On the one hand, Key Performance Indicators are a natural and necessary method for organizations to measure themselves and their people.
“Here are the things we care about. How did we do against those things?”
But the problem is the cat and when he gets out of the bag.
Because once you know how you’re being measured, you can easily game the system. It’s why oil companies can score high on the ESG scale, and fast food companies can score high on healthy eating initiatives, and big pharma scores well for affordable health programs.
If the help desk worker knows she’s being judged against how many tickets she closes and how fast, you gotta know that she’s closing tickets quickly and reopening new ones for the same issues. If a software developer knows he’s being judged against story points (or lines of code), you gotta know he’s inflating the points associated with his tasks (or writing extra lines of code).
That’s human nature.
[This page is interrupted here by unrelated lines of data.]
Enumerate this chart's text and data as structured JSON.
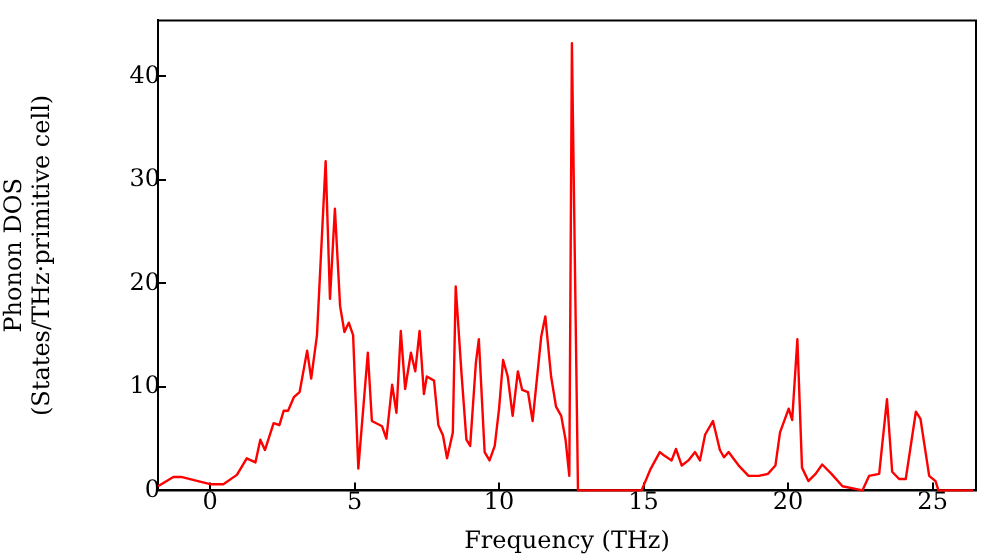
{
  "chart_data": {
    "type": "line",
    "xlabel": "Frequency (THz)",
    "ylabel": "Phonon DOS\n(States/THz·primitive cell)",
    "xlim": [
      -1.8,
      26.5
    ],
    "ylim": [
      0,
      45.4
    ],
    "xticks": [
      0,
      5,
      10,
      15,
      20,
      25
    ],
    "yticks": [
      0,
      10,
      20,
      30,
      40
    ],
    "grid": false,
    "legend": false,
    "marker": "none",
    "line_style": "solid",
    "series": [
      {
        "color": "#ff0000",
        "x": [
          -1.8,
          -1.27,
          -1.0,
          0,
          0.46,
          0.93,
          1.27,
          1.57,
          1.74,
          1.9,
          2.2,
          2.4,
          2.55,
          2.7,
          2.9,
          3.1,
          3.36,
          3.5,
          3.7,
          4.0,
          4.15,
          4.32,
          4.5,
          4.65,
          4.8,
          4.95,
          5.13,
          5.46,
          5.6,
          5.95,
          6.1,
          6.3,
          6.45,
          6.6,
          6.75,
          6.95,
          7.1,
          7.25,
          7.4,
          7.5,
          7.75,
          7.9,
          8.06,
          8.2,
          8.4,
          8.5,
          8.7,
          8.87,
          9.0,
          9.2,
          9.3,
          9.5,
          9.67,
          9.85,
          10.0,
          10.14,
          10.3,
          10.47,
          10.65,
          10.8,
          11.0,
          11.16,
          11.46,
          11.6,
          11.8,
          11.97,
          12.15,
          12.3,
          12.43,
          12.52,
          12.73,
          14.93,
          15.23,
          15.56,
          15.7,
          15.97,
          16.12,
          16.32,
          16.55,
          16.78,
          16.95,
          17.13,
          17.4,
          17.64,
          17.78,
          17.94,
          18.29,
          18.63,
          18.98,
          19.3,
          19.56,
          19.72,
          20.02,
          20.14,
          20.32,
          20.48,
          20.7,
          20.95,
          21.18,
          21.5,
          21.88,
          22.57,
          22.8,
          23.15,
          23.42,
          23.6,
          23.84,
          24.07,
          24.42,
          24.58,
          24.88,
          25.1,
          25.2,
          26.4
        ],
        "values": [
          0.4,
          1.3,
          1.3,
          0.6,
          0.6,
          1.5,
          3.1,
          2.7,
          4.9,
          3.9,
          6.5,
          6.3,
          7.7,
          7.7,
          9,
          9.5,
          13.5,
          10.8,
          15,
          31.8,
          18.5,
          27.2,
          17.8,
          15.3,
          16.2,
          15,
          2.1,
          13.3,
          6.7,
          6.2,
          5,
          10.2,
          7.5,
          15.4,
          9.8,
          13.3,
          11.5,
          15.4,
          9.3,
          11,
          10.6,
          6.3,
          5.3,
          3.1,
          5.6,
          19.7,
          11.3,
          4.9,
          4.3,
          12.4,
          14.6,
          3.7,
          2.9,
          4.3,
          7.9,
          12.6,
          11,
          7.2,
          11.5,
          9.7,
          9.5,
          6.7,
          14.9,
          16.8,
          11,
          8.1,
          7.2,
          4.9,
          1.4,
          43.2,
          0,
          0,
          2,
          3.7,
          3.4,
          2.9,
          4,
          2.4,
          2.9,
          3.7,
          2.9,
          5.4,
          6.7,
          3.9,
          3.2,
          3.7,
          2.4,
          1.4,
          1.4,
          1.6,
          2.4,
          5.6,
          7.9,
          6.8,
          14.6,
          2.2,
          0.9,
          1.6,
          2.5,
          1.6,
          0.4,
          0,
          1.4,
          1.6,
          8.8,
          1.8,
          1.1,
          1.1,
          7.6,
          6.9,
          1.4,
          0.9,
          0,
          0
        ]
      }
    ]
  }
}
We optimize for what’s being measured. But optimizing isn’t the same as doing what’s best. It’s just doing what’s counted.
The fix?
First is transparency. Here are some KPI’s, but KPIs are not the only story. Impact is, and impact may be subjective. You care about the full picture, not just a scorecard.
Second, mix it up. Change the KPI’s. Reveal some after the fact.
Third, foster a culture of genuine improvement. Celebrate and encourage the innovations and attempts that didn’t work.
KPI’s aren’t the north star. Your mission is.